In an interview with our correspondent, a former Deputy Governor, Operations Directorate, CBN, Mr. Tunde Lemo, said, “Two years ago, the Central Bank came up with issues surrounding gender and people with disabilities. In fact, we did two things then. First, on the new notes printed two years ago, we provided a sign on each of the notes that was recognisable to the blind. There is a particular edge where you can feel and know the particular currency for those with visual impairment. This we did then.
“Not only that, the banks were also told to make their banking halls accessible to those on wheelchairs. In fact, the first thing we did was that the employment policy should accommodate those who are disabled and the CBN did the training by recruiting those with visual impairment. There was one we did two years ago when we employed someone who was totally blind but was very brilliant. We also have some on the wheelchair that we recruited. In fact, we have a quota now for the PWDs among those who are employed by the bank.
“It is to prove that disability does not mean being useless. We also told bank CEOs that at least there must be a branch in the city devoted to those who are disabled. That was made compulsory two years ago. Like in Lagos, one should be on the Island and another on the Mainland. We also have disability compliance offices on Broad Street on Lagos Island and another one at Yaba in the mainland. They are accessible to those on wheelchairs.
“So, the CBN and the commercial banks have been working together on this issue to make life easy for those with disabilities.”
When asked to comment on the enforcement of the directives, Lemo said, “I left the CBN in January this year and would not know much now. But until January 2014, in every bankers’ committee meeting, there used to be a report on this and banks did give update. We can do better but it is not to say we have not put these measures in place. It might have started late but the process can be sped up.
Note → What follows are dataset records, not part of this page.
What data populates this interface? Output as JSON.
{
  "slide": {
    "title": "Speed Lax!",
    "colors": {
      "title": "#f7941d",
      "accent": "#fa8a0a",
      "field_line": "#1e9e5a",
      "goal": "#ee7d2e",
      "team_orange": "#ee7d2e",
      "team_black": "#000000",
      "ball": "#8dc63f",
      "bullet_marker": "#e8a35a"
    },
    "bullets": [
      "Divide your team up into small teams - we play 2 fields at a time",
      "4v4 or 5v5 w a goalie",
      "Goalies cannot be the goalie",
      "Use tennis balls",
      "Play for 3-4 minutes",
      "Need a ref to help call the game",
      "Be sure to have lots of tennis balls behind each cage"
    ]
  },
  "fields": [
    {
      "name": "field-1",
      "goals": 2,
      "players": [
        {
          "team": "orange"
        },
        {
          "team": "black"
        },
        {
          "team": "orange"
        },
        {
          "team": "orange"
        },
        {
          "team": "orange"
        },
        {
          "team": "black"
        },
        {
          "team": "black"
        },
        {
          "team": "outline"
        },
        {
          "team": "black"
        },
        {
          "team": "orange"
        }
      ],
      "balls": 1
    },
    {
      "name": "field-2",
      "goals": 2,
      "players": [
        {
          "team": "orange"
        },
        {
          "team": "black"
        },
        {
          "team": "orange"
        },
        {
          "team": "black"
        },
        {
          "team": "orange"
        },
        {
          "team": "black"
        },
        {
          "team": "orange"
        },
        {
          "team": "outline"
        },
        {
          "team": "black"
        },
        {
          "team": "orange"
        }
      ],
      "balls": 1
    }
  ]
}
“It would be good for every bank branch in the country to be accessible to those on wheelchairs and other disabled, but it is a gradual process. We all travel abroad and see things. We will get to that stage too.”
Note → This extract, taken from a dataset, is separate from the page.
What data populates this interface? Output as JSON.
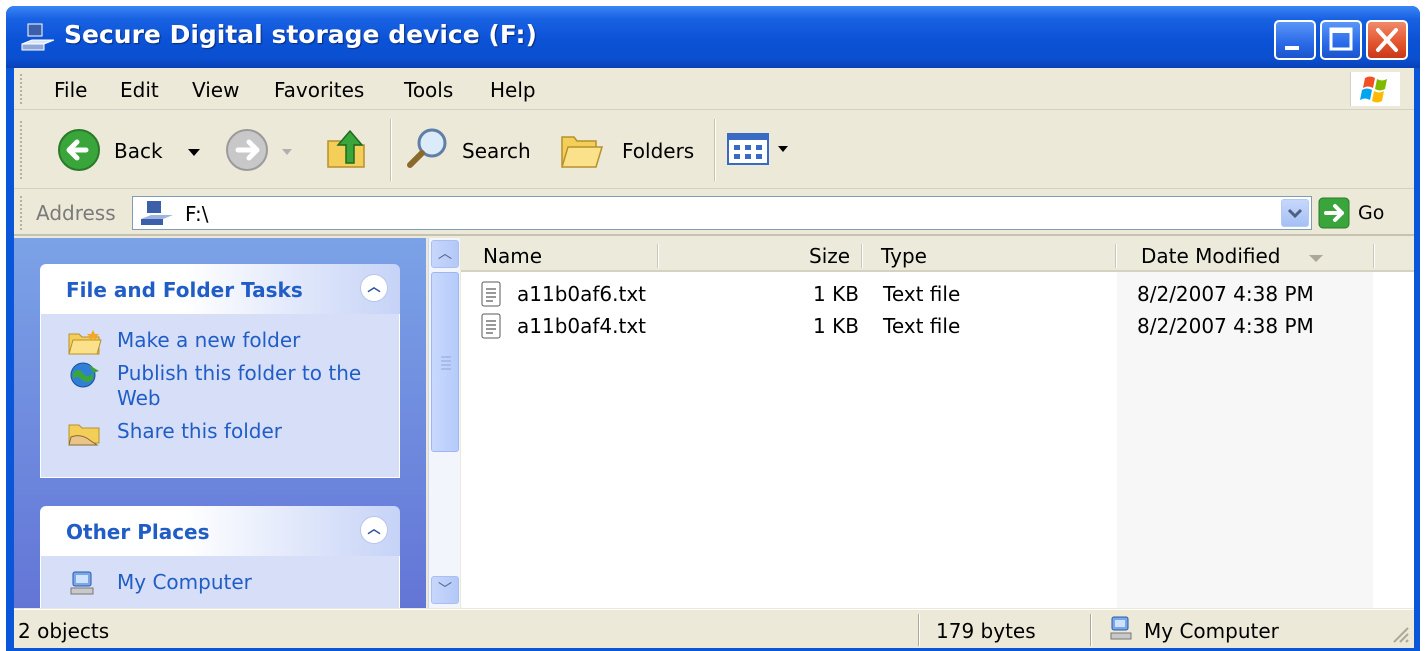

Lemo also said that it is unfair to overlook the 22 million persons living with disabilities in the country.
Experts agreed that 22 million Nigerians living with disabilities are more than the population of Abia, Adamawa, Akwa-Ibom, Anambra and Cross River states put together.
According to the World Bank, one billion people or 15 per cent of the world’s population, experience some form of disability. One-fifth of this estimated global total or between 110 million and 190 million people are said to encounter significant disabilities.
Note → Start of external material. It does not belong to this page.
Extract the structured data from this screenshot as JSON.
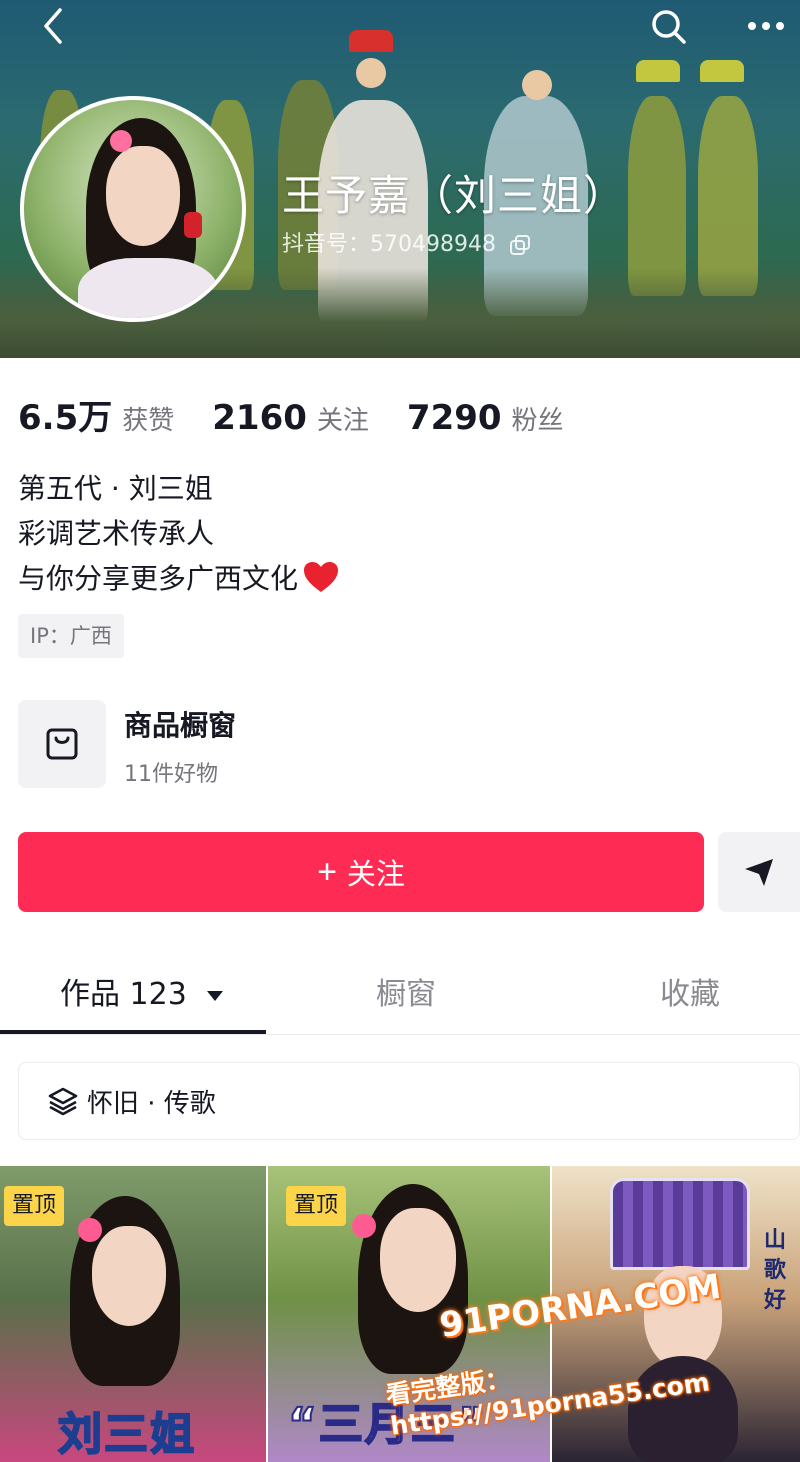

Addressing the needs of these people has attracted global attention and for banks, it is the right thing to do.
Globally, some banks are taking the lead. For instance, Scotiabank in Canada had since 2003 renovated its branches and facilities to meet the needs of the physically-challenged persons. On its website, the bank said it is targeting 100 per cent accessibility in all public areas of existing branches and has exceeded 90 per cent as of 2013.
In the Dominican Republic, St. Kitts, St. Vincent, Turks and Caicos, Puerto Rico, Colombia and Panama, the bank said branch accessibility was enhanced throughout 2013 as part of renovations and new branch construction.
Similarly, 84 per cent of banks owned by HSBC, a British multinational banking and financial services company, were said to have level access so that wheelchairs can get into its branches. The bank has an ongoing programme to extend this facility.
Santander is another UK bank that has either a low level or drop-down shelf in its branches to be accessible to wheelchair users.
Experts are of the view that Nigerian banks need to emulate banks that are mindful of the challenges facing people with disabilities.